The film is stunning from its visual language and production design, to the nuance in performances where the actors are de-constructing and articulating the narrative with not only their words but actions as well.
While many others have drawn comparisons between the character arc of Bella Baxter to that of Barbie in Greta Gerwig’s “Barbie” movie, the film, in my perspective is more akin to that of Frankenstein’s monster.
Besides the obvious connection in which Stone’s character is brought back to life, Lanthimos fractions the film’s narrative into sections, with each part showcasing how Bella Baxter picks up and internalises a trait of the men she comes across.
Baxter becomes a monster made of the various good and bad traits of the men she comes across, but internalises it to find her own identity.
While the start of the film shows us the victim she was, by the end of the film, she becomes just as monstrous as the men surrounding her, but more deadly because her beauty obscures her true inner darkness.
Much credit has to be given to not only Stone for a fearless performance, but also for the subtleties used to pull this off.
Lanthimos does a brilliant job in obscuring one’s initial understanding of the darkness that lives within Baxter because the film positions Stone’s character in places that would normally elicit sympathy from.

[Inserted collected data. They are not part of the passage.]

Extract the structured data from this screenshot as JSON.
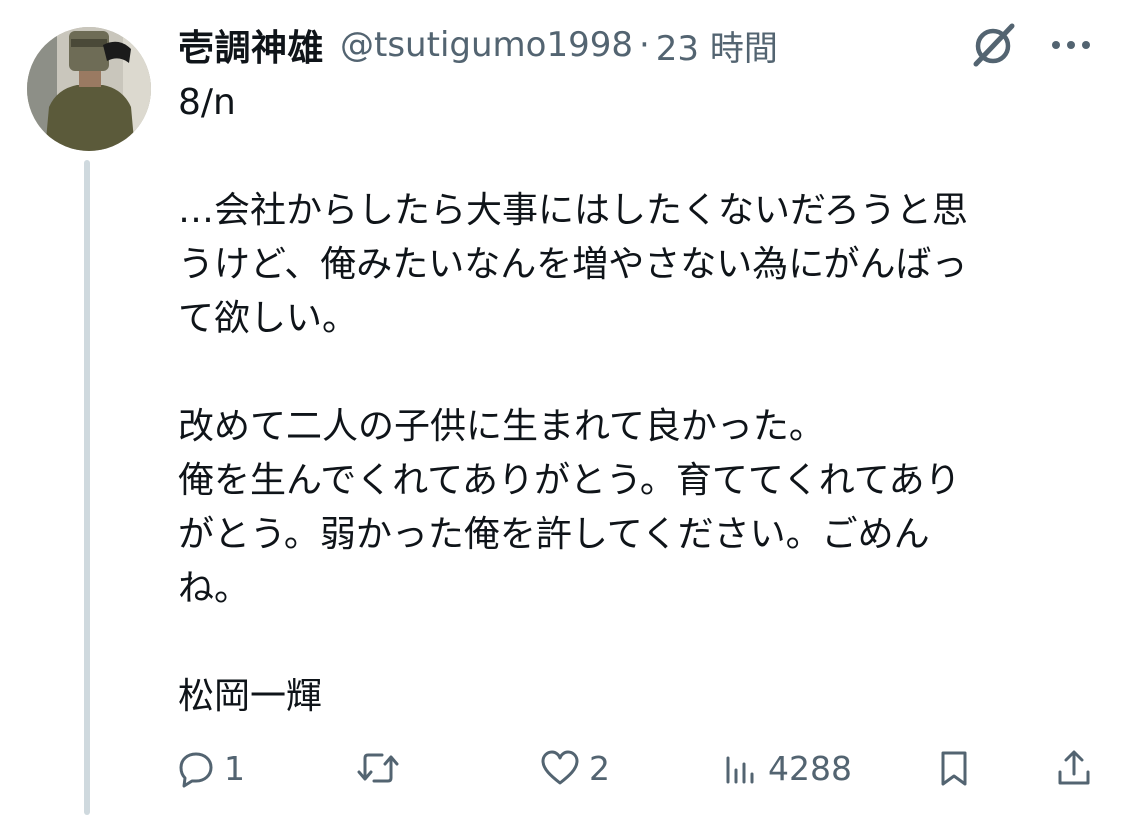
{
  "author": {
    "display_name": "壱調神雄",
    "handle": "@tsutigumo1998",
    "separator": "·",
    "time": "23 時間"
  },
  "tweet": {
    "paragraphs": [
      [
        "8/n"
      ],
      [
        "…会社からしたら大事にはしたくないだろうと思",
        "うけど、俺みたいなんを増やさない為にがんばっ",
        "て欲しい。"
      ],
      [
        "改めて二人の子供に生まれて良かった。",
        "俺を生んでくれてありがとう。育ててくれてあり",
        "がとう。弱かった俺を許してください。ごめん",
        "ね。"
      ],
      [
        "松岡一輝"
      ]
    ]
  },
  "actions": {
    "reply_count": "1",
    "retweet_count": "",
    "like_count": "2",
    "views_count": "4288"
  },
  "icons": {
    "header_right": [
      "grok-icon",
      "more-icon"
    ],
    "action_bar": [
      "reply-icon",
      "retweet-icon",
      "like-icon",
      "views-icon",
      "bookmark-icon",
      "share-icon"
    ]
  },
  "colors": {
    "text": "#0f1419",
    "secondary": "#536471",
    "thread_line": "#cfd9de",
    "background": "#ffffff"
  }
}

Without attempting to give too much away, it is important to note that the film does contain a lot of sex scenes. All with intent and in service of the movie, but audiences who may find such scenes uncomfortable should be informed of such.
The film also doesn’t shy away from eliciting conflicting emotional responses in its viewers, which could get away from the director had he not had such an expert understanding of the tone of the film that he is making.
There is furthermore a plethora of things one can examine about the film as it is quite dense, and has a large scope that is thoroughly excavated within its 2 hours and 21minutes runtime.
The actors all play their parts with full understanding of the story they are servicing.
"Poor Things" is truly a visually stunning, albeit uncomfortable and proudly weird film. It sits with you after it’s finished, but it is a truly singular movie-going experience.
If you know your movie taste well-enough to know that cerebral films are not your forté, then it is best to skip it, but if you are craving a film that will challenge yet enthral you, then “Poor Things” is a must.
“Poor Things” is now on show at cinemas nationwide.